Thursday 9 Aug 2018
Network Rail’s eye in the sky set to provide a better railway for passengers in the south
Network Rail are now using helicopters across the south western rail network as part of the drive to provide better journeys for passengers.
Inspecting the railway by air allows Network Rail to deliver improvements to performance, reliability and safety, with no disruption to train services.
Operating high-tech thermal and visual imaging equipment, Network Rail’s aerial operations team are able to identify the smallest of faults and inspect a wide area of infrastructure in a short space of time. The helicopter is capable of covering the route from London's Waterloo station to Weymouth station in Dorset in around three hours, including hovering over equipment to capture the critical thermal and high definition images.
The flights also reduce the need to send members of the workforce onto the track when trains are operating, improving safety for our teams.
Jason Bridges, chief operating officer for Network Rail, said:
“We are using all of the tools at our disposal to improve performance across the south western rail network to provide a better railway for passengers – these new aerial surveys are a great example of this.
“Using this technique, as part of our Railway Upgrade Plan, we can identify and fix potential issues before they affect train services, complete thorough inspections of our infrastructure in a short space of time and improve safety for our people.”
The helicopter is equipped with a full high-definition camera system that provides a gyro-stabilised image with embedded location data in the digital video.
A ‘fault spotter’ on the flight reviews the live footage and can feed information back to maintenance teams on the ground, who can respond within minutes to inspect and repair the infrastructure.
Jacqui Dey, operations and safety director for South Western Railway, said:
“We welcome this new initiative by Network Rail. Anything that can prevent disruption to our network can only be of benefit to our customers.”
Following a surveying flight this Monday, two faulty hook switches, which are used to isolate power to the conductor rail, were inspected as part of an overnight railway possession last night (Wednesday), avoiding any impact on the operational railway.
The surveying will be carried out approximately every four weeks and will provide comprehensive reviews of the state of infrastructure across the route.
About Network Rail
We own, operate and develop Britain's railway infrastructure; that's 20,000 miles of track, 30,000 bridges, tunnels and viaducts and the thousands of signals, level crossings and stations. We run 20 of the UK's largest stations while all the others, over 2,500, are run by the country's train operating companies.

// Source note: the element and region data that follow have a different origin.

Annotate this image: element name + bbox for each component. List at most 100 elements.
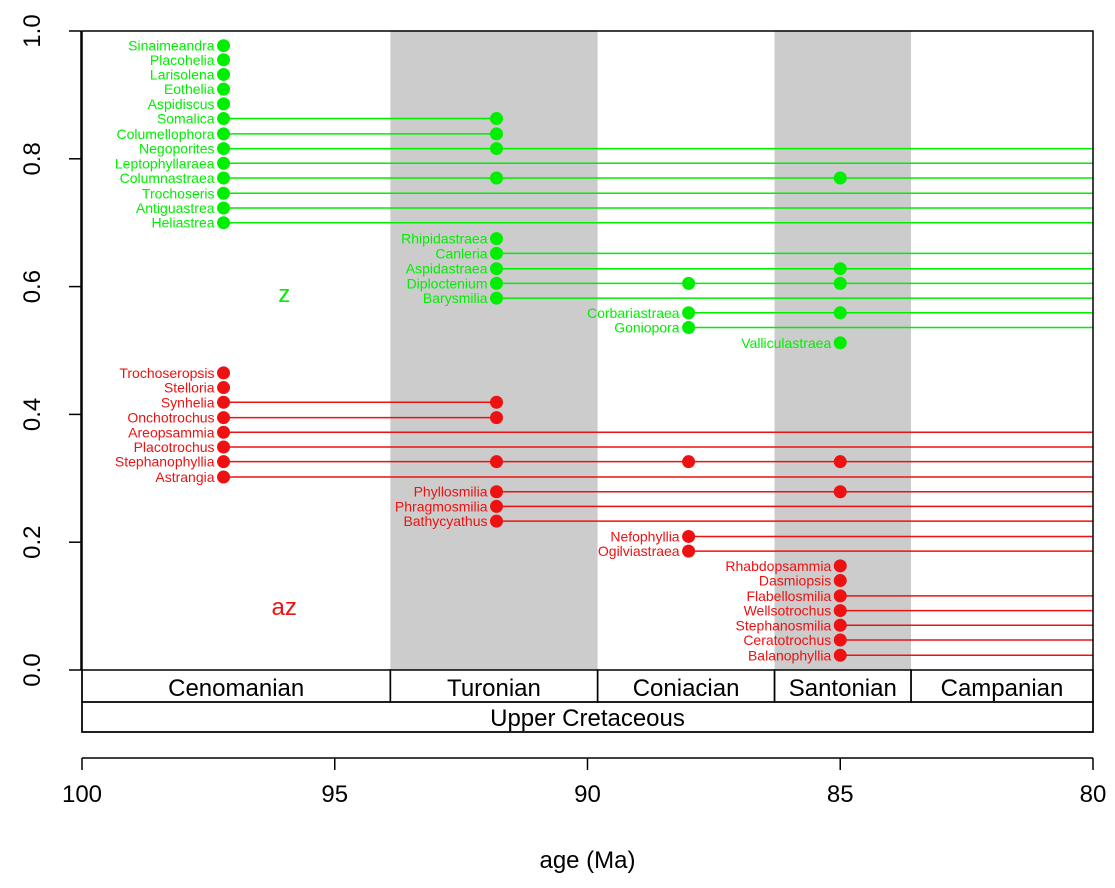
label-larisolena: Larisolena [150,66,215,82]
point-aspidastraea-1 [833,262,847,276]
plot-frame [81,30,1094,733]
point-stephanophyllia-2 [682,455,696,469]
point-flabellosmilia-0 [833,589,847,603]
label-columnastraea: Columnastraea [120,170,215,186]
point-negoporites-1 [490,142,504,156]
point-stelloria-0 [217,381,231,395]
point-ceratotrochus-0 [833,633,847,647]
point-diploctenium-2 [833,276,847,290]
label-trochoseris: Trochoseris [142,185,215,201]
group-label-az: az [272,594,297,621]
group-label-z: z [278,281,290,308]
label-areopsammia: Areopsammia [128,424,215,440]
label-balanophyllia: Balanophyllia [748,647,831,663]
point-nefophyllia-0 [682,529,696,543]
stage-label-campanian: Campanian [941,675,1064,702]
label-stephanophyllia: Stephanophyllia [115,454,215,470]
label-barysmilia: Barysmilia [423,290,488,306]
stage-label-coniacian: Coniacian [633,675,740,702]
point-trochoseris-0 [217,186,231,200]
point-dasmiopsis-0 [833,574,847,588]
label-negoporites: Negoporites [139,141,215,157]
label-goniopora: Goniopora [614,319,680,335]
point-sinaimeandra-0 [217,39,231,53]
x-tick-label-85: 85 [827,781,854,808]
shade-turonian [390,31,598,670]
point-onchotrochus-0 [217,411,231,425]
point-rhipidastraea-0 [490,232,504,246]
point-astrangia-0 [217,470,231,484]
point-trochoseropsis-0 [217,366,231,380]
point-synhelia-0 [217,395,231,409]
point-diploctenium-1 [682,276,696,290]
point-synhelia-1 [490,395,504,409]
label-synhelia: Synhelia [161,394,215,410]
x-tick-label-80: 80 [1080,781,1107,808]
point-valliculastraea-0 [833,336,847,350]
point-canleria-0 [490,246,504,260]
label-antiguastrea: Antiguastrea [136,200,215,216]
label-placotrochus: Placotrochus [134,439,215,455]
label-stephanosmilia: Stephanosmilia [736,617,832,633]
x-axis: 100 95 90 85 80 [62,757,1107,808]
point-larisolena-0 [217,67,231,81]
label-nefophyllia: Nefophyllia [610,528,679,544]
label-rhabdopsammia: Rhabdopsammia [725,558,831,574]
point-stephanosmilia-0 [833,618,847,632]
point-somalica-0 [217,112,231,126]
point-columnastraea-1 [490,171,504,185]
y-tick-label-5: 1.0 [19,14,46,47]
label-phragmosmilia: Phragmosmilia [395,498,488,514]
label-stelloria: Stelloria [164,380,215,396]
x-axis-title: age (Ma) [539,847,635,874]
point-phyllosmilia-1 [833,485,847,499]
label-sinaimeandra: Sinaimeandra [128,38,215,54]
label-aspidastraea: Aspidastraea [406,261,488,277]
point-leptophyllaraea-0 [217,156,231,170]
point-stephanophyllia-1 [490,455,504,469]
point-corbariastraea-1 [833,306,847,320]
point-aspidiscus-0 [217,97,231,111]
label-rhipidastraea: Rhipidastraea [401,231,488,247]
label-valliculastraea: Valliculastraea [741,335,831,351]
point-aspidastraea-0 [490,262,504,276]
point-somalica-1 [490,112,504,126]
point-phragmosmilia-0 [490,499,504,513]
point-columnastraea-2 [833,171,847,185]
point-rhabdopsammia-0 [833,559,847,573]
point-stephanophyllia-0 [217,455,231,469]
point-goniopora-0 [682,320,696,334]
group-labels: z az [272,281,297,621]
point-antiguastrea-0 [217,201,231,215]
label-astrangia: Astrangia [155,469,214,485]
stage-label-cenomanian: Cenomanian [168,675,304,702]
range-lines [223,117,1093,657]
geologic-timescale: Cenomanian Turonian Coniacian Santonian Camp… [81,669,1094,733]
stage-label-turonian: Turonian [447,675,541,702]
point-areopsammia-0 [217,425,231,439]
stage-shading [390,31,912,670]
y-tick-label-1: 0.2 [19,526,46,559]
label-eothelia: Eothelia [164,81,215,97]
label-flabellosmilia: Flabellosmilia [746,588,831,604]
label-somalica: Somalica [157,111,215,127]
label-bathycyathus: Bathycyathus [403,513,487,529]
label-ogilviastraea: Ogilviastraea [598,543,680,559]
point-bathycyathus-0 [490,514,504,528]
point-columnastraea-0 [217,171,231,185]
epoch-label-upper-cretaceous: Upper Cretaceous [490,705,685,732]
occurrence-points [217,39,847,662]
point-columellophora-0 [217,127,231,141]
label-canleria: Canleria [435,245,487,261]
label-leptophyllaraea: Leptophyllaraea [115,155,215,171]
label-corbariastraea: Corbariastraea [587,305,680,321]
point-diploctenium-0 [490,276,504,290]
x-tick-label-90: 90 [574,781,601,808]
point-eothelia-0 [217,82,231,96]
label-columellophora: Columellophora [116,126,214,142]
label-phyllosmilia: Phyllosmilia [414,484,488,500]
y-tick-label-4: 0.8 [19,142,46,175]
point-barysmilia-0 [490,291,504,305]
point-wellsotrochus-0 [833,604,847,618]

Every day, there are more than 4.8 million journeys made in the UK and over 600 freight trains run on the network. People depend on Britain's railway for their daily commute, to visit friends and loved ones and to get them home safe every day. Our role is to deliver a safe and reliable railway, so we carefully manage and deliver thousands of projects every year that form part of the multi-billion pound Railway Upgrade Plan, to grow and expand the nation's railway network to respond to the tremendous growth and demand the railway has experienced - a doubling of passenger journeys over the past 20 years.